= Thermosynthesis =

Thermosynthesis is a theoretical mechanism proposed by Anthonie Muller for biological use of the free energy in a temperature gradient to drive energetically uphill anabolic reactions. It makes use of this thermal gradient, or the dissipative structure of convection in this gradient, to drive a microscopic heat engine that performs condensation reactions. Thus negative entropy is generated. The components of the biological thermosynthesis machinery concern progenitors of today's ATP synthase, which functions according to the binding change mechanism, driven by chemiosmosis. Resembling primitive free energy generating physico-chemical processes based on temperature-dependent adsorption to inorganic materials such as clay, this simple type of energy conversion is proposed to have sustained the origin of life, including the emergence of the RNA World. For this RNA World it gives a model that describes the stepwise acquisition of the set of transfer RNAs that sustains the genetic code. The phylogenetic tree of extant transfer RNAs is consistent with the idea.

Thermosynthesis may still occur in some terrestrial
and extraterrestrial environments. However, no organisms are known at present that use thermosynthesis as a source of energy, although it is possible that it might occur in extraterrestrial environments where no light is available, such as on the subsurface ocean that may exist on the moon Europa. Thermosynthesis also permits a simple model for the origin of photosynthesis. It has moreover been used to explain the origin of animals by symbiogenesis of benthic sessile thermosynthesizers at hydrothermal vents during the Snowball Earths of the Precambrian. Preliminary experiments have started to attempt to isolate thermosynthetic organisms.
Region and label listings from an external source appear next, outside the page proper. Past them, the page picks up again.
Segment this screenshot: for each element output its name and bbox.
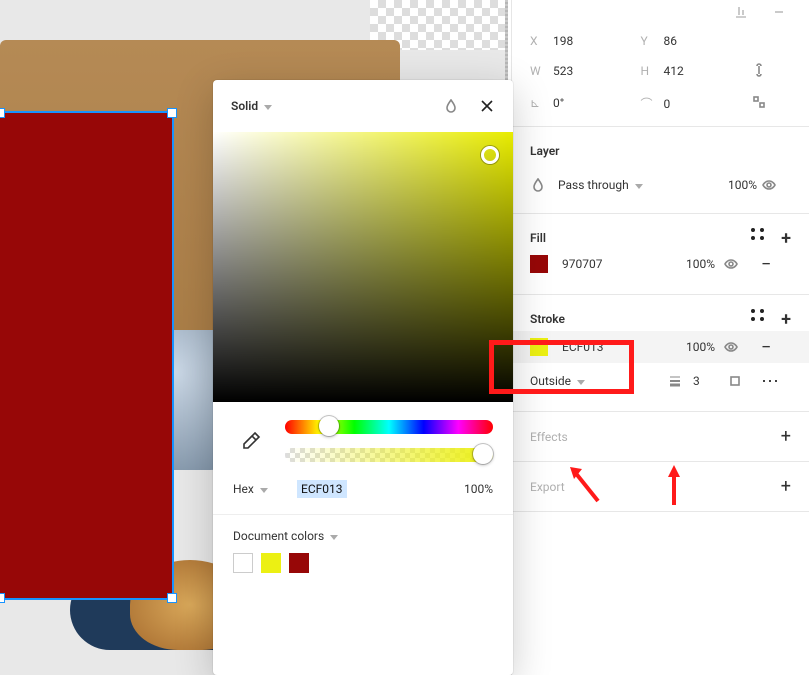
fill-opacity[interactable]: 100% (665, 257, 715, 271)
h-label: H (641, 64, 661, 78)
picker-opacity[interactable]: 100% (433, 482, 493, 496)
y-value[interactable]: 86 (663, 34, 677, 48)
independent-corners-icon[interactable] (751, 94, 767, 110)
document-color-swatches (233, 553, 493, 573)
rotation-value[interactable]: 0° (553, 96, 564, 110)
eyedropper-button[interactable] (233, 423, 269, 459)
layer-section: Layer Pass through 100% (512, 127, 809, 214)
layer-visibility-icon[interactable] (761, 177, 777, 193)
stroke-opacity[interactable]: 100% (665, 340, 715, 354)
fill-type-select[interactable]: Solid (231, 99, 272, 113)
fill-heading: Fill (530, 231, 546, 245)
remove-fill-button[interactable] (761, 254, 791, 275)
constrain-proportions-icon[interactable] (751, 62, 767, 78)
saturation-value-field[interactable] (213, 132, 513, 402)
x-value[interactable]: 198 (553, 34, 573, 48)
radius-value[interactable]: 0 (663, 97, 670, 111)
close-icon[interactable] (479, 98, 495, 114)
fill-swatch[interactable] (530, 255, 548, 273)
remove-stroke-button[interactable] (761, 337, 791, 358)
h-value[interactable]: 412 (663, 64, 683, 78)
fill-section: Fill 970707 100% (512, 214, 809, 295)
blend-mode-icon[interactable] (530, 177, 546, 193)
resize-handle-tl[interactable] (0, 108, 5, 118)
add-effect-button[interactable] (781, 426, 791, 447)
fill-hex[interactable]: 970707 (562, 257, 657, 271)
doc-color-yellow[interactable] (261, 553, 281, 573)
hex-input[interactable]: ECF013 (297, 480, 347, 498)
fill-type-value: Solid (231, 99, 258, 113)
effects-section: Effects (512, 412, 809, 462)
resize-handle-br[interactable] (167, 593, 177, 603)
rotation-icon: ⊾ (530, 96, 550, 110)
w-label: W (530, 64, 550, 78)
color-picker[interactable]: Solid Hex ECF013 100% Document colors (213, 80, 513, 675)
hue-slider[interactable] (285, 420, 493, 434)
doc-color-red[interactable] (289, 553, 309, 573)
export-section: Export (512, 462, 809, 512)
align-more-icon[interactable] (771, 4, 787, 20)
effects-heading: Effects (530, 430, 568, 444)
annotation-arrow-2 (664, 465, 684, 513)
alpha-slider[interactable] (285, 448, 493, 462)
hue-knob[interactable] (319, 416, 339, 436)
resize-handle-tr[interactable] (167, 108, 177, 118)
doc-color-white[interactable] (233, 553, 253, 573)
layer-opacity[interactable]: 100% (707, 178, 757, 192)
radius-icon: ⌒ (641, 95, 661, 112)
stroke-advanced-button[interactable] (761, 371, 791, 392)
annotation-highlight-stroke (489, 340, 634, 394)
fill-styles-icon[interactable] (751, 228, 765, 242)
align-bottom-icon[interactable] (733, 4, 749, 20)
stroke-weight-icon (667, 373, 683, 389)
resize-handle-bl[interactable] (0, 593, 5, 603)
sv-handle[interactable] (481, 146, 499, 164)
annotation-arrow-1 (568, 465, 602, 509)
y-label: Y (641, 34, 661, 48)
blend-mode-value: Pass through (558, 178, 629, 192)
stroke-weight[interactable]: 3 (693, 374, 723, 388)
add-export-button[interactable] (781, 476, 791, 497)
stroke-per-side-icon[interactable] (727, 373, 743, 389)
stroke-styles-icon[interactable] (751, 309, 765, 323)
export-heading: Export (530, 480, 565, 494)
properties-panel: X 198 Y 86 W 523 H 412 ⊾ 0° ⌒ 0 Layer Pa… (511, 0, 809, 675)
align-toolbar (511, 0, 809, 24)
alpha-knob[interactable] (473, 444, 493, 464)
selected-rectangle[interactable] (0, 113, 172, 598)
document-colors-label: Document colors (233, 529, 324, 543)
color-model-value: Hex (233, 482, 254, 496)
blend-mode-select[interactable]: Pass through (558, 178, 703, 192)
stroke-visibility-icon[interactable] (723, 339, 739, 355)
add-stroke-button[interactable] (781, 309, 791, 330)
stroke-heading: Stroke (530, 312, 565, 326)
color-model-select[interactable]: Hex (233, 482, 289, 496)
layer-heading: Layer (530, 144, 560, 158)
fill-visibility-icon[interactable] (723, 256, 739, 272)
document-colors-select[interactable]: Document colors (233, 529, 338, 543)
add-fill-button[interactable] (781, 228, 791, 249)
x-label: X (530, 34, 550, 48)
blend-icon[interactable] (443, 98, 459, 114)
w-value[interactable]: 523 (553, 64, 573, 78)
==Muller's Biothermosynthesis==
A Dutch biochemist and physicist Anthonie Muller wrote many papers on thermosynthesis since 1983.
He defined thermosynthesis as:
"Biological heat engines working on thermal cycling."
also as:
"Theoretical biological mechanism for free energy gain from thermal cycling, tentatively stated as the energy source for origin of life."

The thermosynthesis concept, biological free energy gain from thermal cycling, is combined with the concept of the RNA World. The resulting overall origin of life model suggests new explanations for the emergence of the genetic code and the ribosome. It is proposed that the first protein named pF(1) obtained the energy to support the RNA World by a thermal variation of F(1) ATP synthase's binding change mechanism. It is further proposed that this pF(1) was the single translation product during the emergence of the genetic machinery. During thermal cycling pF(1) condensed many substrates with broad specificity, yielding NTPs and randomly constituted protein and RNA libraries that contained self-replicating RNA. The smallness of pF(1) permitted the emergence of the genetic machinery by selection of RNA that increased the fraction of pF(1)s in the protein library: (1) an amino acids concatenating progenitor of rRNA bound to (2) a chain of 'positional tRNAs' linked by mutual recognition, and yielded a pF(1) (or its main motif); this positional tRNA set gradually evolved to a set of regular tRNAs functioning according to the genetic code, with concomitant emergence of (3) an mRNA coding for pF(1).